Das Jugendfahrrad oder ATB
Für Jugendliche ist das Fahrrad oft die einzige Alternative zu öffentlichen Nahverkehrsmitteln und dem elterlichen Fahrdienst. Aber im Gegensatz zu einfachen Kinderfahrrädern, ist es besonders wichtig auf die Verkehrssicherheit und die gesetzlich vorgeschriebenen Ausstattungsmerkmale zu achten. Da viele Jugendliche besonders gerne Mountainbikes ihr Eigen nennen, sind so genannte ATBs, also All Terrain Bikes, ein guter Kompromiss.

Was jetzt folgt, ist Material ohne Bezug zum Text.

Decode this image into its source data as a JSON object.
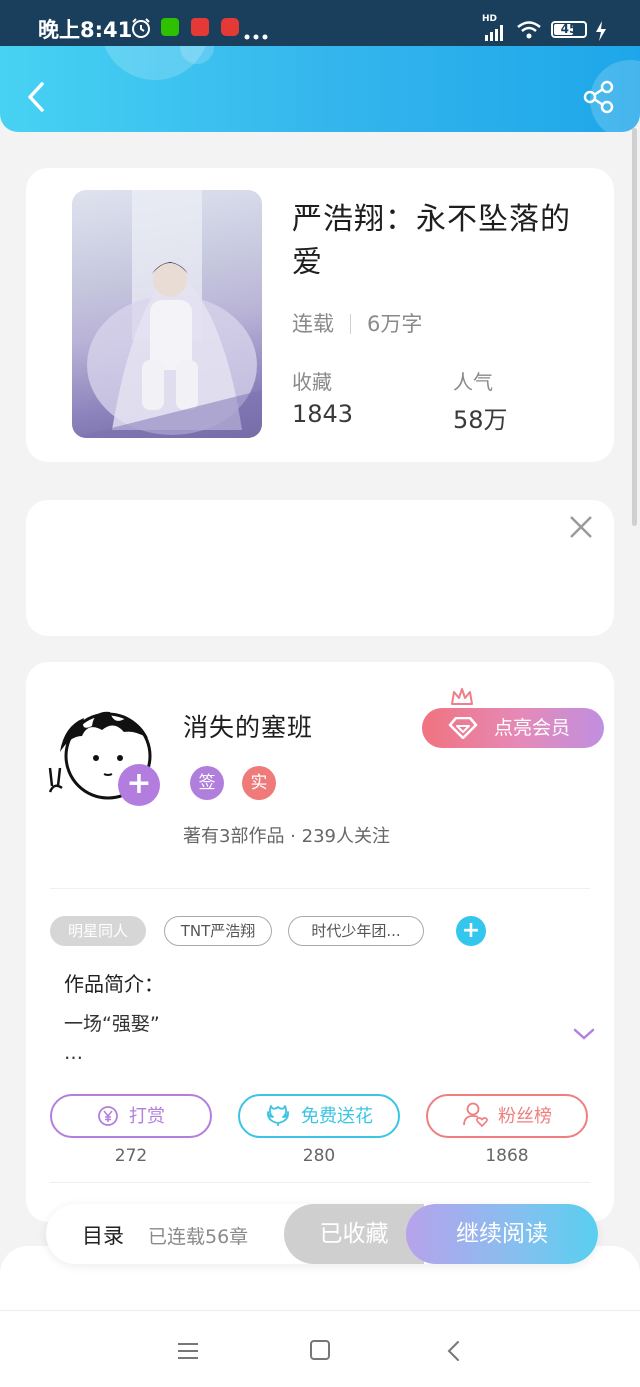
{
  "status_bar": {
    "time": "晚上8:41",
    "battery": "45",
    "network": "HD"
  },
  "header": {
    "back_icon": "chevron-left-icon",
    "share_icon": "share-icon"
  },
  "book": {
    "title": "严浩翔：永不坠落的爱",
    "status": "连载",
    "word_count": "6万字",
    "favorites_label": "收藏",
    "favorites_value": "1843",
    "popularity_label": "人气",
    "popularity_value": "58万"
  },
  "ad_card": {
    "close_icon": "close-icon"
  },
  "author": {
    "name": "消失的塞班",
    "badge_signed": "签",
    "badge_verified": "实",
    "works_info": "著有3部作品 · 239人关注",
    "vip_button": "点亮会员",
    "follow_icon": "plus-icon"
  },
  "tags": [
    "明星同人",
    "TNT严浩翔",
    "时代少年团..."
  ],
  "intro": {
    "title": "作品简介：",
    "text_line1": "一场“强娶”",
    "text_line2": "…"
  },
  "actions": [
    {
      "label": "打赏",
      "count": "272",
      "color": "#b47fdc"
    },
    {
      "label": "免费送花",
      "count": "280",
      "color": "#3bc4e4"
    },
    {
      "label": "粉丝榜",
      "count": "1868",
      "color": "#ee7f7f"
    }
  ],
  "bottom_bar": {
    "toc": "目录",
    "chapters": "已连载56章",
    "collected": "已收藏",
    "continue": "继续阅读"
  },
  "colors": {
    "header": "#33b4ec",
    "accent_purple": "#b37de0",
    "accent_cyan": "#35c6ee"
  }
}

ATBs verfügen über viele der Merkmale eines MTBs, wie breite Reifen mit starkem Profil und ein leichtes Gestell, werden aber in der Regel zusätzlich im Fachgeschäft mit dem nötigen Zubehör für den Straßenverkehr verkauft. Dies sind die gesetzlichen Mindestbestimmungen, um mit Fahrrad auf der Straße fahren zu können, wie zum Beispiel eine funktionierende Lichtanlage, Schutzbleche, eine Klingel und Speichenreflektoren.
Beim Kauf eines Fahrrads sollte besonders darauf geachtet werden, die richtige Radgröße zu beachten abhängig von der Körpergröße des Kindes. Ein zu großes oder zu kleines Rad kann dazu führen, dass der Jugendliche entweder mit den Füßen nicht an die Pedale kommt, oder bei längeren Fahrten Rückenschmerzen bekommt. Im Zweifelsfall sollte immer ein Fachverkäufer zur Hilfe gerufen werden, der am besten beurteilen kann, ob ein Fahrrad geeignet ist.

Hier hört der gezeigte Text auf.